Some of these accounts were drawn from newspaper articles from the time period of the event.
The San Francisco earthquake occurred on April 18, 1906, at 5:13 A.M. It was followed by the largest fire to date in the nation's history, as gas lines ruptured, power lines fell, and chimneys collapsed. The fire was extinguished three days later, after it destroyed four square miles of the city and left nearly 3,400 people dead.

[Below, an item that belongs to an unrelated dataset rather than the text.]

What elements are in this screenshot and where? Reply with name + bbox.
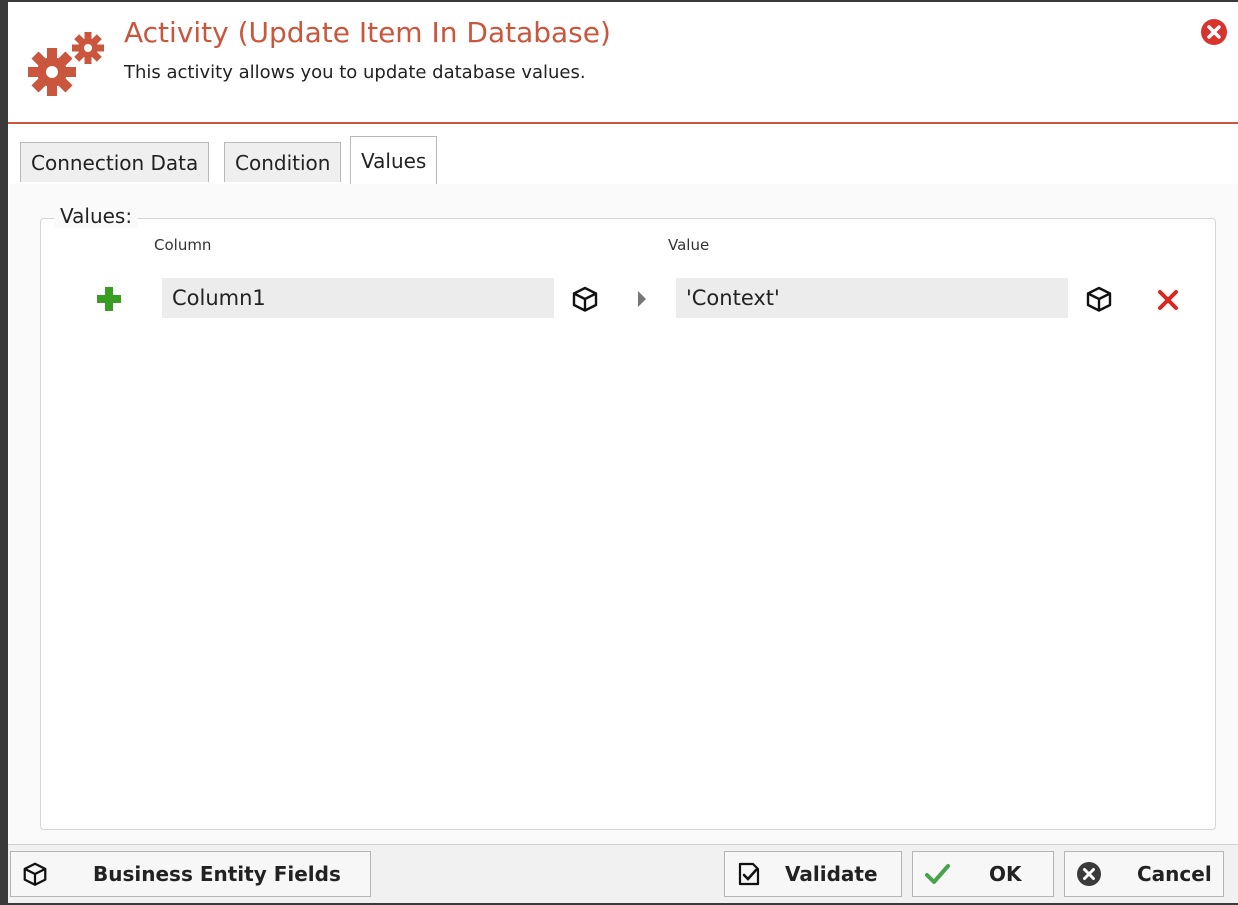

This panorama was taken almost three weeks after the earthquake, by George Lawrence of Chicago. Lawrence built his own large-format cameras and specialized in aerial photography. His earlier aerial photographs were taken from hydrogen balloons, but after a few life-threatening accidents, he began to use unmanned kites, which he named "captive airships," to obtain aerial views. The camera's shutter was tripped by an electrical current carried by an insulated wire that had been incorporated into a steel kite line. The photograph shows details such as tents that served as temporary offices, people, horse-drawn wagons, and even a streetcar.
The San Francisco Earthquake, from Nob Hill, 1906
This photograph was taken from Nob Hill, two blocks south of the Fairmount Hotel. Most of the soundly constructed buildings in the affluent Nob Hill area sustained little damage from the earthquake, but none escaped the fire as it swept up the hill the next day. Many of the city blocks visible in this image were dynamited by the War Department to create a fire barrier to slow the advance of the flames, but few attempts succeeded.
This view looks down Powell Street toward Market Street. Several hotels under construction can be seen on either side of Powell Street. The ruins of the Emanuel Synagogue are in the center. Ships were scratched into the negative by hand, perhaps to show the location of the bay more clearly. The outlines of buildings and background landmarks were highlighted on the negative to add clarity to the print.
When a cyclone storm hit Baytown, Texas, on May 24, 1919, the Goose Creek Oil Field suffered tremendous property damage. According to some accounts, the relatively mild 39-mile-per-hour winds destroyed more than 1,450 oil derricks. Although many people were injured, only one was killed. Goose Creek residents did not allow the storm to prevent them from voting in the local election; the polls remained open that day.
In early September, 1919, a tropical storm formed over the north Atlantic Ocean, swept its destructive force across the Caribbean Islands of Haiti, the Dominican Republic, and the Bahamas, and slammed into the coast of Texas, just south of Corpus Christi. The hurricane, known later as the "Corpus Christi Storm," clocked 72 miles per hour and covered major parts of the city with a 10-foot tidal wave. The bodies of hundreds of people, as well as the bodies of cattle (from nearby Mustang Island), floated into the city and points north, resulting in severe sanitation problems. According to early accounts, more than half of the bodies found were buried without identification. An estimated 2,287 people were killed, and property damage was extensive.
Especially hard hit was the North Beach section depicted in this panorama. The men posing for this photograph may be hauling away lumber from a destroyed lumberyard.